Taneyev Chamber Works

Passionate advocacy for three of Taneyev’s rarely heard chamber works

Record and Artist Details

Composer or Director: Sergey Ivanovich Taneyev

Genre:

Chamber

Label: Dutton Laboratories

Media Format: CD or Download

Media Runtime: 74

Mastering:

Stereo
DDD

Catalogue Number: CDSA6882

Tracks:

Composition Artist Credit
Piano Trio Sergey Ivanovich Taneyev, Composer
Barbican Piano Trio
Sergey Ivanovich Taneyev, Composer
Piano Quartet Sergey Ivanovich Taneyev, Composer
Barbican Piano Trio
James Boyd, Viola
Sergey Ivanovich Taneyev, Composer

Composer or Director: Sergey Ivanovich Taneyev

Genre:

Chamber

Label: Deutsche Grammophon

Media Format: CD or Download

Media Runtime: 0

Mastering:

Stereo
DDD

Catalogue Number: 477 5419GH

Tracks:

Composition Artist Credit
Quintet Sergey Ivanovich Taneyev, Composer
Ilya Gringolts, Violin
Lynn Harrell, Cello
Mikhail Pletnev, Piano
Nobuko Imai, Viola
Sergey Ivanovich Taneyev, Composer
Vadim Repin, Violin
Piano Trio Sergey Ivanovich Taneyev, Composer
Lynn Harrell, Cello
Mikhail Pletnev, Piano
Sergey Ivanovich Taneyev, Composer
Vadim Repin, Violin
Sergey Taneyev composed his three piano chamber works in the years 1902-11, on either side of his 50th birthday, when his days as director of the Moscow Conservatoire were well behind him but when he still commanded nationwide respect for his gifts as pianist, administrator and craftsman-composer (one is tempted to put it that way round, given his singularly un-Russian obsession with counterpoint and art for art’s sake).

These pieces were in the first instance vehicles for his own concert performances, and the piano parts are accordingly massive. Compositionally the writing is unfailingly well wrought and resourceful: by no means entirely confined to middle-of-the-road tastefulness, yet rarely, if ever, touched by the kind of distinction evinced by his great pupils, Rachmaninov and Scriabin.

At times, especially in the Piano Quartet, it is like being in the presence of a very large and likeable student, who has never quite found his own voice but who remains intent on getting higher and higher marks for the same type of exercise. Yet at the same time the music has an undeniable sweep, and some of the ideas evidently lodged in the minds of future generations – compare the opening bars of the Quintet with Prokofiev’s First Violin Sonata, for instance, or the opening of the Piano Trio with the third movement of Shostakovich’s First Violin Concerto. There is a certain Elgarian gruffness here and there, and a liking for fulminating, low-lying textures that may be off-putting at first encounter but which exerts its own particular charm on closer acquaintance.

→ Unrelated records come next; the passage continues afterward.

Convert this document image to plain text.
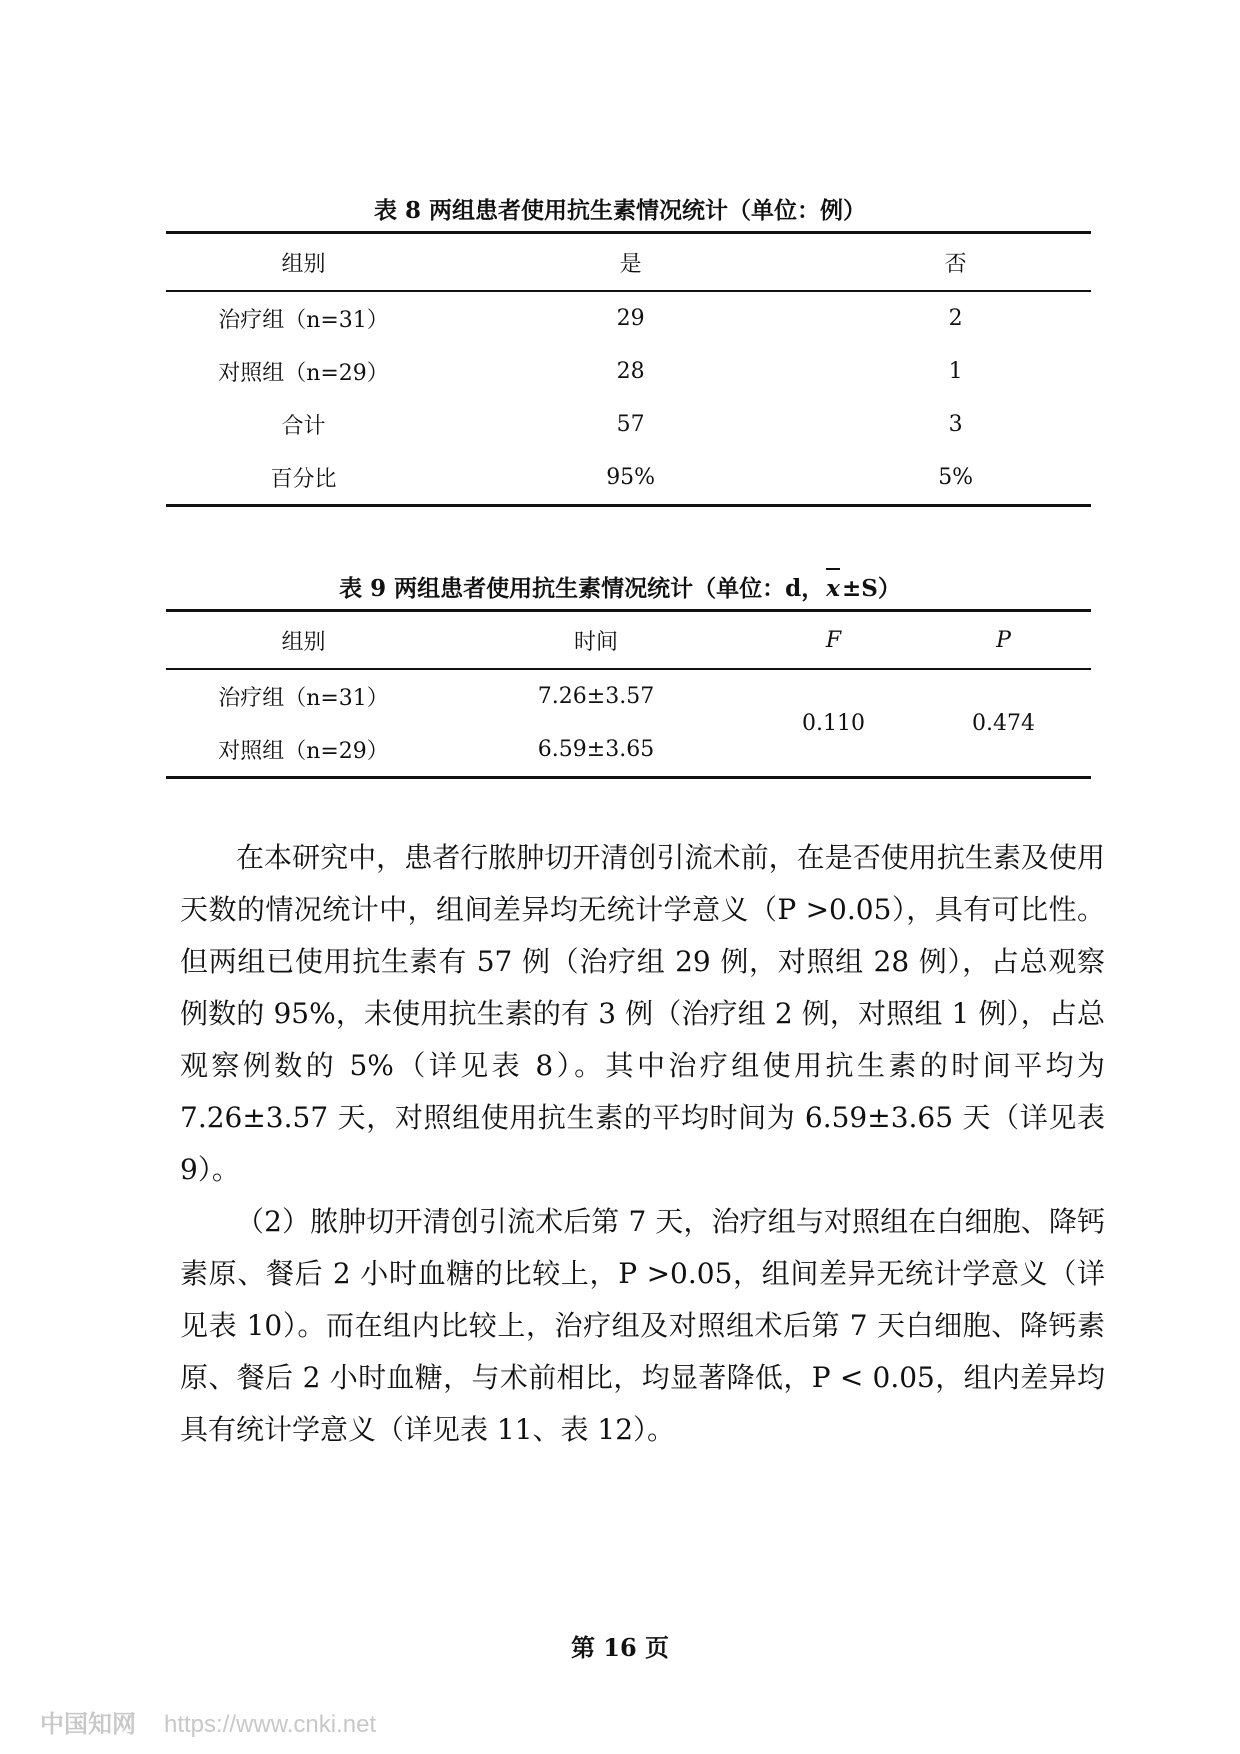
表 8 两组患者使用抗生素情况统计（单位：例）
组别	是	否
治疗组（n=31）	29	2
对照组（n=29）	28	1
合计	57	3
百分比	95%	5%
表 9 两组患者使用抗生素情况统计（单位：d，x±S）
组别	时间	F	P
治疗组（n=31）	7.26±3.57	0.110	0.474
对照组（n=29）	6.59±3.65		

在本研究中，患者行脓肿切开清创引流术前，在是否使用抗生素及使用天数的情况统计中，组间差异均无统计学意义（P >0.05），具有可比性。但两组已使用抗生素有 57 例（治疗组 29 例，对照组 28 例），占总观察例数的 95%，未使用抗生素的有 3 例（治疗组 2 例，对照组 1 例），占总观察例数的 5%（详见表 8）。其中治疗组使用抗生素的时间平均为 7.26±3.57 天，对照组使用抗生素的平均时间为 6.59±3.65 天（详见表 9）。

（2）脓肿切开清创引流术后第 7 天，治疗组与对照组在白细胞、降钙素原、餐后 2 小时血糖的比较上，P >0.05，组间差异无统计学意义（详见表 10）。而在组内比较上，治疗组及对照组术后第 7 天白细胞、降钙素原、餐后 2 小时血糖，与术前相比，均显著降低，P < 0.05，组内差异均具有统计学意义（详见表 11、表 12）。

第 16 页
中国知网 https://www.cnki.net
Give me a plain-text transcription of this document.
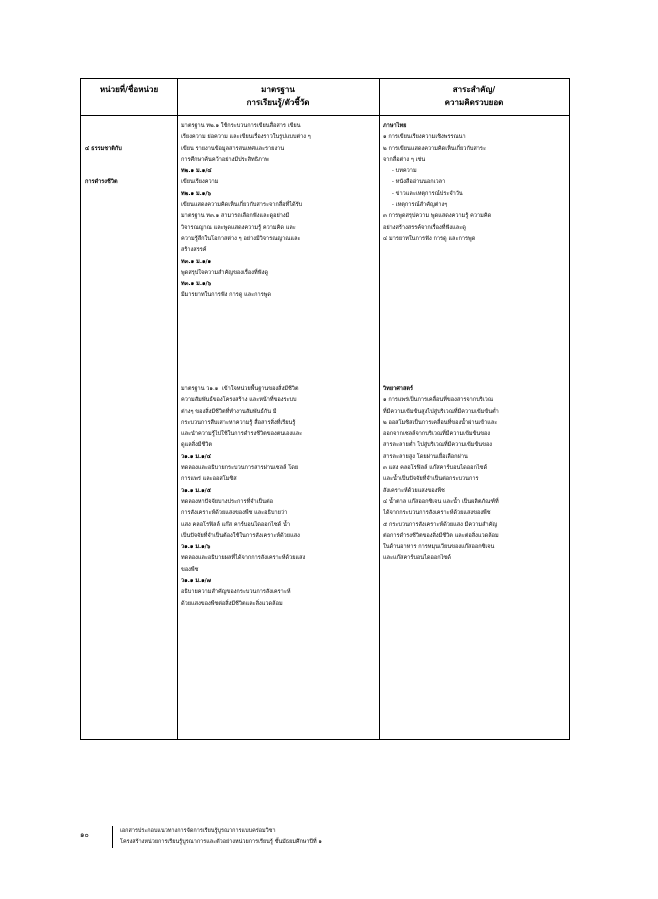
หน่วยที่/ชื่อหน่วย	มาตรฐาน
การเรียนรู้/ตัวชี้วัด
สาระสำคัญ/
ความคิดรวบยอด

๔ ธรรมชาติกับ

การดำรงชีวิต

มาตรฐาน ท๒.๑ ใช้กระบวนการเขียนสื่อสาร เขียน
เรียงความ ย่อความ และเขียนเรื่องราวในรูปแบบต่าง ๆ
เขียน รายงานข้อมูลสารสนเทศและรายงาน
การศึกษาค้นคว้าอย่างมีประสิทธิภาพ
ท๒.๑ ม.๑/๔
เขียนเรียงความ
ท๒.๑ ม.๑/๖
เขียนแสดงความคิดเห็นเกี่ยวกับสาระจากสื่อที่ได้รับ
มาตรฐาน ท๓.๑ สามารถเลือกฟังและดูอย่างมี
วิจารณญาณ และพูดแสดงความรู้ ความคิด และ
ความรู้สึกในโอกาสต่าง ๆ อย่างมีวิจารณญาณและ
สร้างสรรค์
ท๓.๑ ม.๑/๑
พูดสรุปใจความสำคัญของเรื่องที่ฟังดู
ท๓.๑ ม.๑/๖
มีมารยาทในการฟัง การดู และการพูด
มาตรฐาน ว๑.๑  เข้าใจหน่วยพื้นฐานของสิ่งมีชีวิต
ความสัมพันธ์ของโครงสร้าง และหน้าที่ของระบบ
ต่างๆ ของสิ่งมีชีวิตที่ทำงานสัมพันธ์กัน มี
กระบวนการสืบเสาะหาความรู้ สื่อสารสิ่งที่เรียนรู้
และนำความรู้ไปใช้ในการดำรงชีวิตของตนเองและ
ดูแลสิ่งมีชีวิต
ว๑.๑ ม.๑/๔
ทดลองและอธิบายกระบวนการสารผ่านเซลล์ โดย
การแพร่ และออสโมซิส
ว๑.๑ ม.๑/๕
ทดลองหาปัจจัยบางประการที่จำเป็นต่อ
การสังเคราะห์ด้วยแสงของพืช และอธิบายว่า
แสง คลอโรฟิลล์ แก๊ส คาร์บอนไดออกไซด์ น้ำ
เป็นปัจจัยที่จำเป็นต้องใช้ในการสังเคราะห์ด้วยแสง
ว๑.๑ ม.๑/๖
ทดลองและอธิบายผลที่ได้จากการสังเคราะห์ด้วยแสง
ของพืช
ว๑.๑ ม.๑/๗
อธิบายความสำคัญของกระบวนการสังเคราะห์
ด้วยแสงของพืชต่อสิ่งมีชีวิตและสิ่งแวดล้อม
ภาษาไทย
๑ การเขียนเรียงความเชิงพรรณนา
๒ การเขียนแสดงความคิดเห็นเกี่ยวกับสาระ
จากสื่อต่าง ๆ เช่น
- บทความ
- หนังสืออ่านนอกเวลา
- ข่าวและเหตุการณ์ประจำวัน
- เหตุการณ์สำคัญต่างๆ
๓ การพูดสรุปความ พูดแสดงความรู้ ความคิด
อย่างสร้างสรรค์จากเรื่องที่ฟังและดู
๔ มารยาทในการฟัง การดู และการพูด
วิทยาศาสตร์
๑ การแพร่เป็นการเคลื่อนที่ของสารจากบริเวณ
ที่มีความเข้มข้นสูงไปสู่บริเวณที่มีความเข้มข้นต่ำ
๒ ออสโมซิสเป็นการเคลื่อนที่ของน้ำผ่านเข้าและ
ออกจากเซลล์จากบริเวณที่มีความเข้มข้นของ
สารละลายต่ำ ไปสู่บริเวณที่มีความเข้มข้นของ
สารละลายสูง โดยผ่านเยื่อเลือกผ่าน
๓ แสง คลอโรฟิลล์ แก๊สคาร์บอนไดออกไซด์
และน้ำเป็นปัจจัยที่จำเป็นต่อกระบวนการ
สังเคราะห์ด้วยแสงของพืช
๔ น้ำตาล แก๊สออกซิเจน และน้ำ เป็นผลิตภัณฑ์ที่
ได้จากกระบวนการสังเคราะห์ด้วยแสงของพืช
๕ กระบวนการสังเคราะห์ด้วยแสง มีความสำคัญ
ต่อการดำรงชีวิตของสิ่งมีชีวิต และต่อสิ่งแวดล้อม
ในด้านอาหาร การหมุนเวียนของแก๊สออกซิเจน
และแก๊สคาร์บอนไดออกไซด์
๑๐	เอกสารประกอบแนวทางการจัดการเรียนรู้บูรณาการแบบคร่อมวิชา
โครงสร้างหน่วยการเรียนรู้บูรณาการและตัวอย่างหน่วยการเรียนรู้ ชั้นมัธยมศึกษาปีที่ ๑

The Piano Quintet is the latest and grandest of the three works, its structural layout and textures being indebted in just about equal measure to Tchaikovsky and César Franck. The initially consoling second subject is destined for heroic things in a grandstand résumé at the end of the finale, and on repeated hearings it’s a pleasure to discover its unassuming beginnings. In between, the Scherzo has that touch of fairytale magic that came so naturally to most of the great Russians while the slow movement daringly strips down to a passacaglia theme on the cello before dressing up impressively again. Pletnev and his dream-team string colleagues are passionate advocates, as they are for the more classically conceived (or at least more Schumannesque) Trio. The strings are placed rather far forward, and the acoustic is a fraction too dry for comfort.

It’s a tribute to the Barbican Piano Trio that they hardly ever find themselves outdone in crusading passion, or indeed outplayed technically, by their bigger-name rivals (the performance by Scheja and friends on Vanguard – nla – is also powerful and involving). James Kirkby is as sensitive as Pletnev to the oases of calm in the slow movement of the Trio, where the piano holds the stage in moments of quiet rapture. By contrast, the Piano Quartet launches immediately into its ecstatic stride, risking anticlimax but rescuing itself by constant renewed initiatives. Violist James Boyd makes his presence strongly felt in the dark-hued slow movement. The Dutton recording strays a fraction the other side of the ideal from DG by giving us a little too much of the room acoustic of St George’s, Brandon Hill, Bristol; but once again it is perfectly serviceable.

Both discs come with helpful essays – David Brown for DG, Calum MacDonald for Dutton. And both offer fine introductions to the world of a composer who helps to define the Russian musical psyche if only by negative example, and who at his best tapped a vein of deep, genuine inspiration.